Ketua Umum Partai Gerakan Indonesia Raya (Gerindra) Prabowo Subianto akan berkeliling Jawa Barat untuk memenangkan pasangan calon (paslon) Sudrajat-Ahmad Syaikhu pada Pilkada Jabar 2018. Karawang merupakan daerah pertama yang dikunjungi Prabowo.
“Untuk memenangkan Pak Sudrajat. Ini pertama kali muncul di Jabar, di forum agak resmi di Karawang. Saya di sini banyak juga pendukung. Nanti mencari waktu yang lebih untuk berkunjung ke tempat-tempat lain,” ujar Prabowo dalam sambutannya pada acara silaturahim dengan pengusaha kawasan industri di Resinda Hotel, Karawang, Selasa (27/3/2018).
Prabowo mengaku mulai berkeliling Jawa Barat untuk bersilaturahim, belajar, serta mendengar keinginan dan kesulitan yang dialami rakyat. Terlebih lagi, Prabowo sudah berdomisili di Kabupaten Bogor, Jawa Barat, sejak 2009. “Saya sekarang warga Jabar,” katanya.
Prabowo mengaku yakin Sudrajat akan mampu memimpin Jabar dengan baik untuk lima tahun mendatang. Ia menilai Sudrajat memiliki kapasitas, kapabilitas, dan prestasi untuk menjadi seorang gubernur.

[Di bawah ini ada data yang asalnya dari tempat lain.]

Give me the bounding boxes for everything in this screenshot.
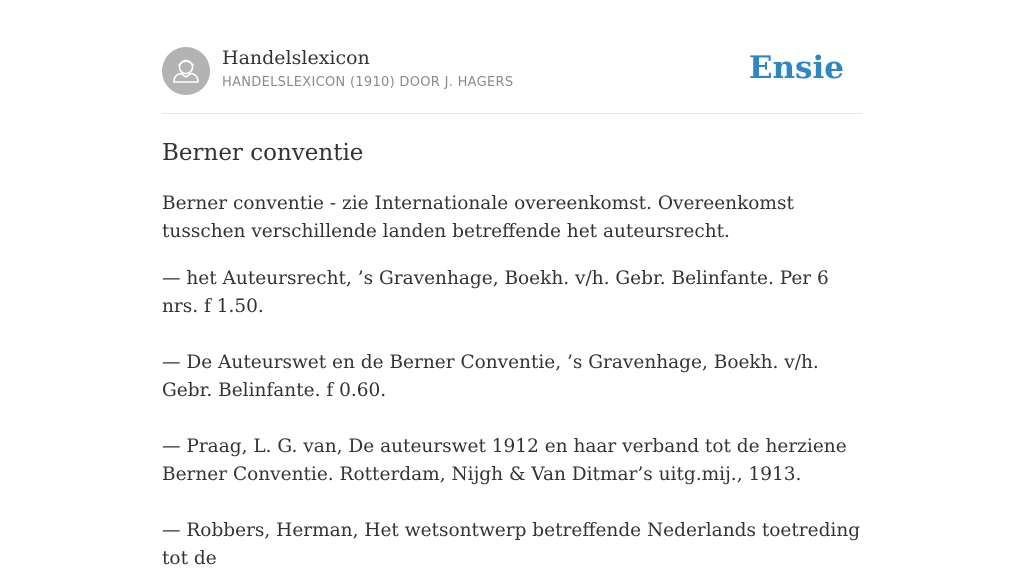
article-title: Berner conventie [162, 140, 364, 166]
user-icon[interactable] [162, 47, 210, 95]
article-lead: Berner conventie - zie Internationale overeenkomst. Overeenkomst tusschen verschillende landen betreffende het auteursrecht. [162, 193, 794, 242]
page [162, 0, 862, 573]
article-body [162, 190, 862, 573]
source-header [162, 0, 862, 114]
reference-item: — Robbers, Herman, Het wetsontwerp betreffende Nederlands toetreding tot de [162, 520, 861, 569]
ensie-logo[interactable]: Ensie [748, 50, 844, 86]
source-subtitle[interactable]: HANDELSLEXICON (1910) DOOR J. HAGERS [222, 75, 514, 90]
source-title[interactable]: Handelslexicon [222, 47, 370, 69]
reference-item: — het Auteursrecht, ’s Gravenhage, Boekh. v/h. Gebr. Belinfante. Per 6 nrs. f 1.50. [162, 268, 829, 317]
reference-item: — Praag, L. G. van, De auteurswet 1912 en haar verband tot de herziene Berner Conventie. Rotterdam, Nijgh & Van Ditmar’s uitg.mij., 1913. [162, 436, 847, 485]
reference-item: — De Auteurswet en de Berner Conventie, ’s Gravenhage, Boekh. v/h. Gebr. Belinfante. f 0.60. [162, 352, 819, 401]
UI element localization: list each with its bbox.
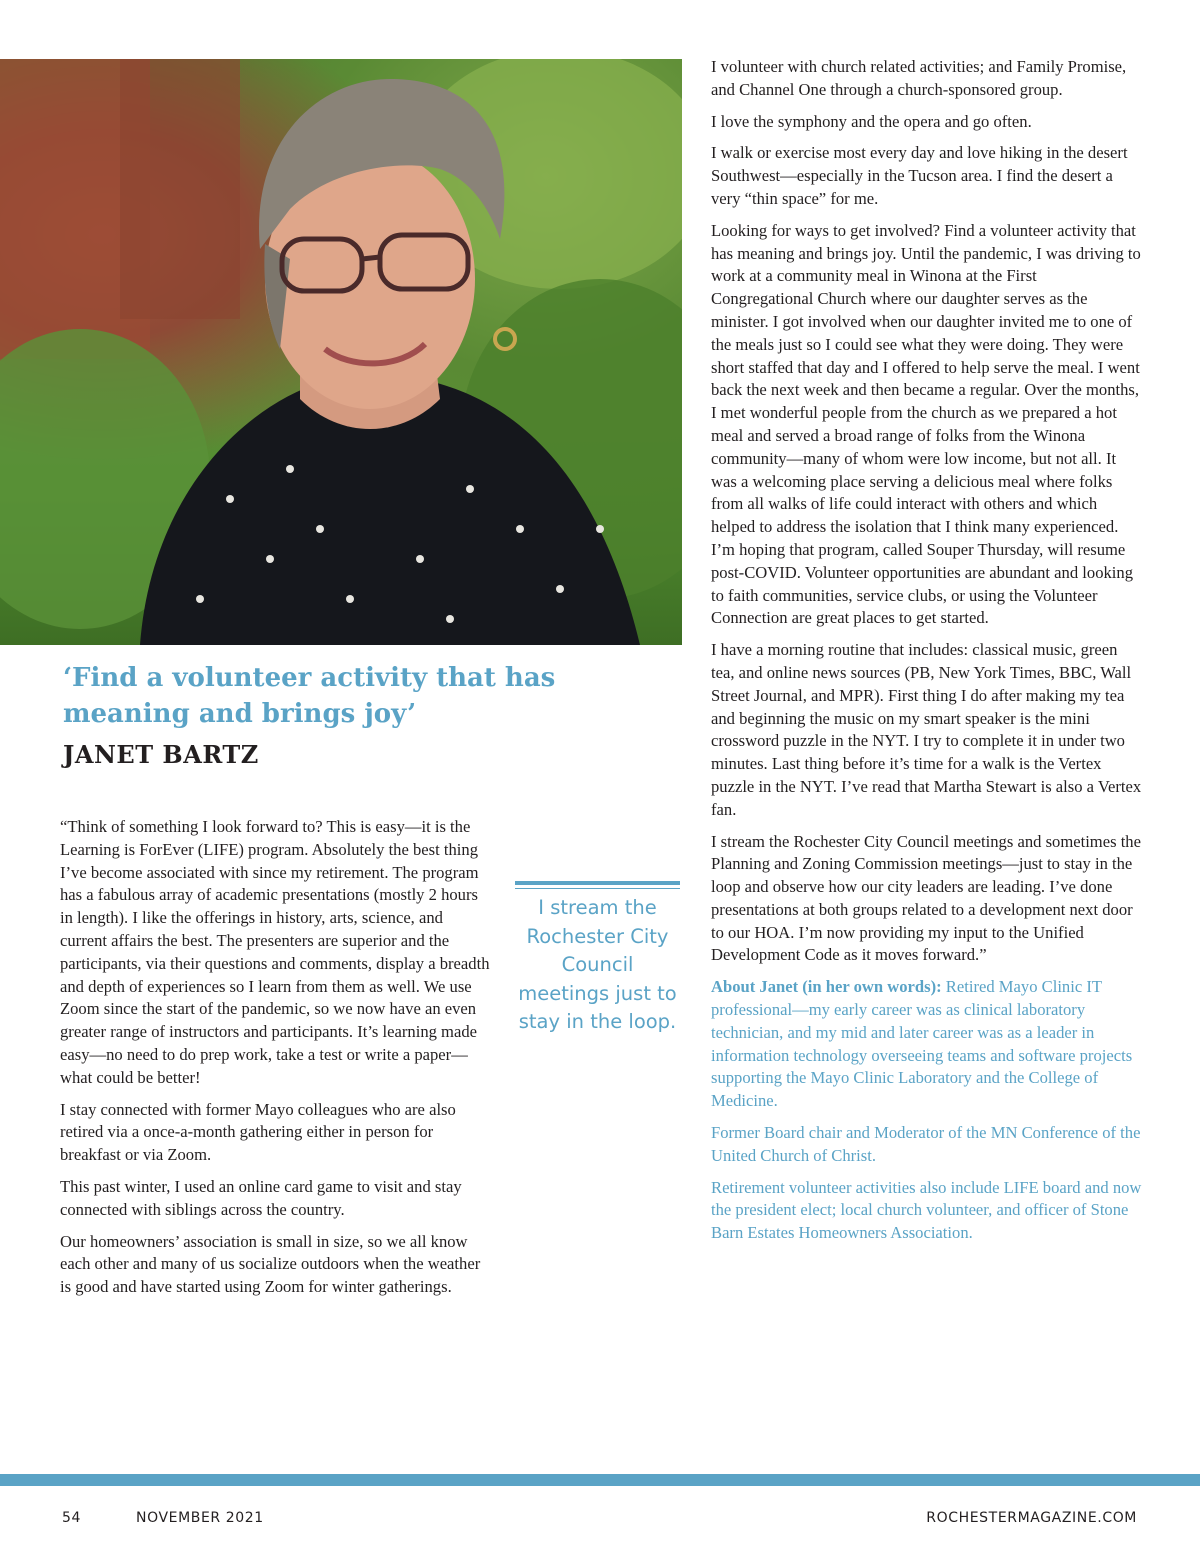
about-paragraph-3: Retirement volunteer activities also include LIFE board and now the president elect; local church volunteer, and officer of Stone Barn Estates Homeowners Association. <box>711 1177 1142 1243</box>
portrait-photo <box>0 59 682 645</box>
body-paragraph: I have a morning routine that includes: classical music, green tea, and online news sources (PB, New York Times, BBC, Wall Street Journal, and MPR). First thing I do after making my tea and beginning the music on my smart speaker is the mini crossword puzzle in the NYT. I try to complete it in under two minutes. Last thing before it’s time for a walk is the Vertex puzzle in the NYT. I’ve read that Martha Stewart is also a Vertex fan. <box>711 640 1142 819</box>
left-column <box>60 816 492 1308</box>
right-column <box>711 56 1143 1254</box>
about-intro: Retired Mayo Clinic IT professional—my early career was as clinical laboratory technician, and my mid and later career was as a leader in information technology overseeing teams and software projects supporting the Mayo Clinic Laboratory and the College of Medicine. <box>711 977 1133 1111</box>
body-paragraph: This past winter, I used an online card game to visit and stay connected with siblings across the country. <box>60 1176 462 1219</box>
footer-bar <box>0 1474 1200 1486</box>
profile-name: JANET BARTZ <box>63 740 259 769</box>
pull-quote-rule <box>515 881 680 885</box>
body-paragraph: I love the symphony and the opera and go often. <box>711 111 1032 131</box>
body-paragraph: Our homeowners’ association is small in size, so we all know each other and many of us socialize outdoors when the weather is good and have started using Zoom for winter gatherings. <box>60 1231 481 1297</box>
pull-quote-rule-thin <box>515 888 680 889</box>
body-paragraph: Looking for ways to get involved? Find a volunteer activity that has meaning and brings joy. Until the pandemic, I was driving to work at a community meal in Winona at the First Congregational Church where our daughter serves as the minister. I got involved when our daughter invited me to one of the meals just so I could see what they were doing. They were short staffed that day and I offered to help serve the meal. I went back the next week and then became a regular. Over the months, I met wonderful people from the church as we prepared a hot meal and served a broad range of folks from the Winona community—many of whom were low income, but not all. It was a welcoming place serving a delicious meal where folks from all walks of life could interact with others and which helped to address the isolation that I think many experienced. I’m hoping that program, called Souper Thursday, will resume post-COVID. Volunteer opportunities are abundant and looking to faith communities, service clubs, or using the Volunteer Connection are great places to get started. <box>711 220 1141 628</box>
article-headline: ‘Find a volunteer activity that has meaning and brings joy’ <box>63 663 556 729</box>
issue-date: NOVEMBER 2021 <box>136 1510 264 1526</box>
pull-quote: I stream the Rochester City Council meetings just to stay in the loop. <box>518 896 677 1034</box>
about-paragraph <box>711 976 1143 1113</box>
about-label: About Janet (in her own words): <box>711 977 942 997</box>
body-paragraph: I stay connected with former Mayo colleagues who are also retired via a once-a-month gathering either in person for breakfast or via Zoom. <box>60 1099 456 1165</box>
body-paragraph: “Think of something I look forward to? This is easy—it is the Learning is ForEver (LIFE) program. Absolutely the best thing I’ve become associated with since my retirement. The program has a fabulous array of academic presentations (mostly 2 hours in length). I like the offerings in history, arts, science, and current affairs the best. The presenters are superior and the participants, via their questions and comments, display a breadth and depth of experiences so I learn from them as well. We use Zoom since the start of the pandemic, so we now have an even greater range of instructors and participants. It’s learning made easy—no need to do prep work, take a test or write a paper—what could be better! <box>60 817 490 1087</box>
portrait-illustration <box>0 59 682 645</box>
about-paragraph-2: Former Board chair and Moderator of the MN Conference of the United Church of Christ. <box>711 1123 1141 1165</box>
body-paragraph: I stream the Rochester City Council meetings and sometimes the Planning and Zoning Commission meetings—just to stay in the loop and observe how our city leaders are leading. I’ve done presentations at both groups related to a development next door to our HOA. I’m now providing my input to the Unified Development Code as it moves forward.” <box>711 831 1141 965</box>
page-number: 54 <box>62 1510 82 1526</box>
website-link[interactable]: ROCHESTERMAGAZINE.COM <box>926 1510 1137 1526</box>
body-paragraph: I volunteer with church related activities; and Family Promise, and Channel One through a church-sponsored group. <box>711 57 1127 99</box>
body-paragraph: I walk or exercise most every day and love hiking in the desert Southwest—especially in the Tucson area. I find the desert a very “thin space” for me. <box>711 143 1128 208</box>
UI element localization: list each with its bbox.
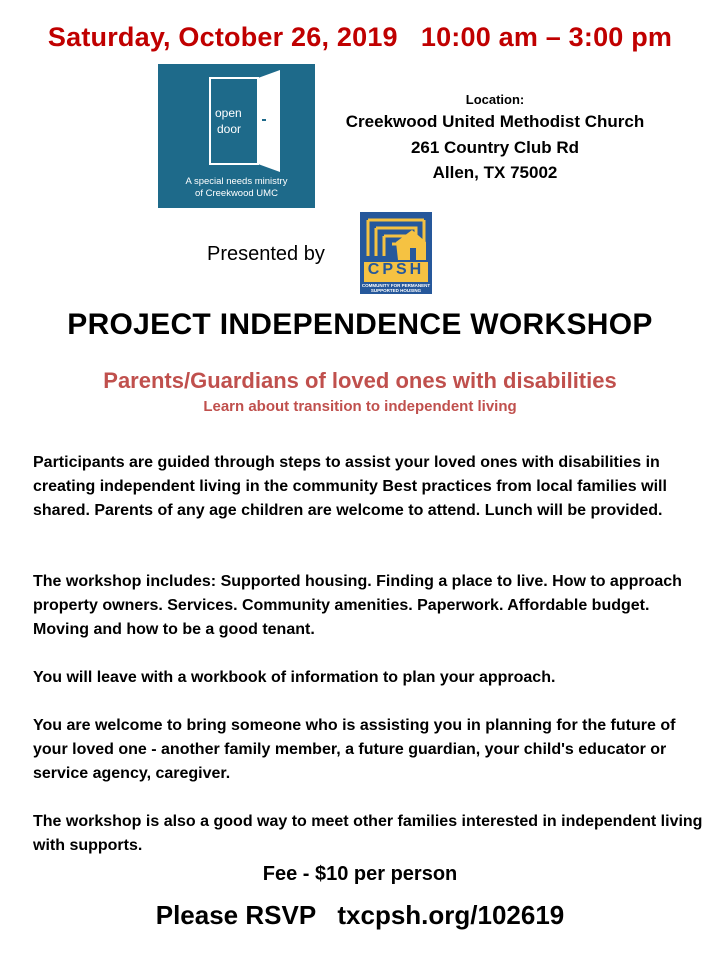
cpsh-tagline-1: COMMUNITY FOR PERMANENT <box>361 283 431 288</box>
logo-tagline-1: A special needs ministry <box>185 176 288 187</box>
event-date-time <box>0 22 720 53</box>
audience-subtitle: Parents/Guardians of loved ones with disabilities <box>103 368 617 393</box>
body-paragraph-3: You will leave with a workbook of information to plan your approach. <box>33 669 556 686</box>
cpsh-tagline-2: SUPPORTED HOUSING <box>370 288 422 293</box>
workshop-title: PROJECT INDEPENDENCE WORKSHOP <box>67 308 653 341</box>
topic-subtitle: Learn about transition to independent living <box>203 398 517 415</box>
location-city: Allen, TX 75002 <box>432 163 558 182</box>
location-street: 261 Country Club Rd <box>410 138 580 157</box>
body-paragraph-1: Participants are guided through steps to assist your loved ones with disabilities in creating independent living in the community Best practices from local families will shared. Parents of any age children are welcome to attend. Lunch will be provided. <box>33 454 667 519</box>
rsvp-label: Please RSVP <box>155 900 316 930</box>
rsvp-line <box>0 900 720 931</box>
presented-by-label: Presented by <box>207 243 325 265</box>
open-door-logo <box>158 64 315 208</box>
body-paragraph-4: You are welcome to bring someone who is assisting you in planning for the future of your loved one - another family member, a future guardian, your child's educator or service agency, caregiver. <box>33 717 676 782</box>
body-paragraph-5: The workshop is also a good way to meet other families interested in independent living with supports. <box>33 813 703 854</box>
body-paragraph-2: The workshop includes: Supported housing. Finding a place to live. How to approach property owners. Services. Community amenities. Paperwork. Affordable budget. Moving and how to be a good tenant. <box>33 573 682 638</box>
location-label: Location: <box>465 92 525 107</box>
event-date: Saturday, October 26, 2019 <box>47 22 398 52</box>
rsvp-url[interactable]: txcpsh.org/102619 <box>337 900 565 930</box>
fee-text: Fee - $10 per person <box>262 863 458 885</box>
cpsh-logo <box>360 212 432 294</box>
logo-word-open: open <box>215 106 242 120</box>
logo-word-door: door <box>217 122 242 136</box>
location-name: Creekwood United Methodist Church <box>345 112 645 131</box>
cpsh-maze-icon <box>360 212 432 294</box>
event-time: 10:00 am – 3:00 pm <box>420 22 673 52</box>
cpsh-logo-text: CPSH <box>367 261 425 278</box>
logo-tagline-2: of Creekwood UMC <box>195 188 278 199</box>
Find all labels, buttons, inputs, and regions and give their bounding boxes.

“Dari pengalamannya di Kedubes RI di Tiongkok dan Atase Pertahanan di Washington DC dan London, dulu kan saya mengincar dia (Sudrajat) jadi menteri luar negeri saya, tapi itu dulu,” tambah Prabowo.
Start Dari Karawang, Prabowo Keliling Jabar Menangkan Sudrajat-Syaikhu
Menurut Prabowo, prestasi Sudrajat tidak diragukan lagi karena tidak semua orang bisa lulus dari Harvard University, AS, dengan gelar Master of Public Administration. “Dia juga senior saya,” ucap Prabowo.
Saat masih berkarier di TNI, lanjut Prabowo, Sudrajat adalah salah satu perwira muda yang mendukung reformasi institusi TNI.  Dari sisi pengalaman di pemerintahan, Sudrajat juga dinilai bagus dalam karier. Dia mengemban beberapa jabatan penting, yakni Duta Besar Indonesia di Beijing dan Atase Pertahanan di London.
“Alhamdulillah hari ini saya dengan bangga, dengan gembira mempersembahkan kepada rakyat Jawa Barat salah satu sosok yang saya anggap terbaik dan mampu memimpin Jawa Barat,” ucap Prabowo.
Prabowo meminta sejumlah pihak menggunakan analisis untuk memutuskan memberikan dukungan atau tidak. “Jika saudara memutuskan tidak mendukung, ya tidak apa-apa. Saya percaya semua calon niatnya baik,” imbuh Prabowo.
Hanya saja, lanjut Prabowo, jika sejumlah pihak memutuskan tidak mendukung seseorang karena tidak mempunyai uang, hal tersebut keliru. Padahal, asal-muasal uang tersebut tidak jelas. “Parah kalau ada yang seperti itu. Berarti hanya hormat kepada yang punya uang,” tutur Prabowo.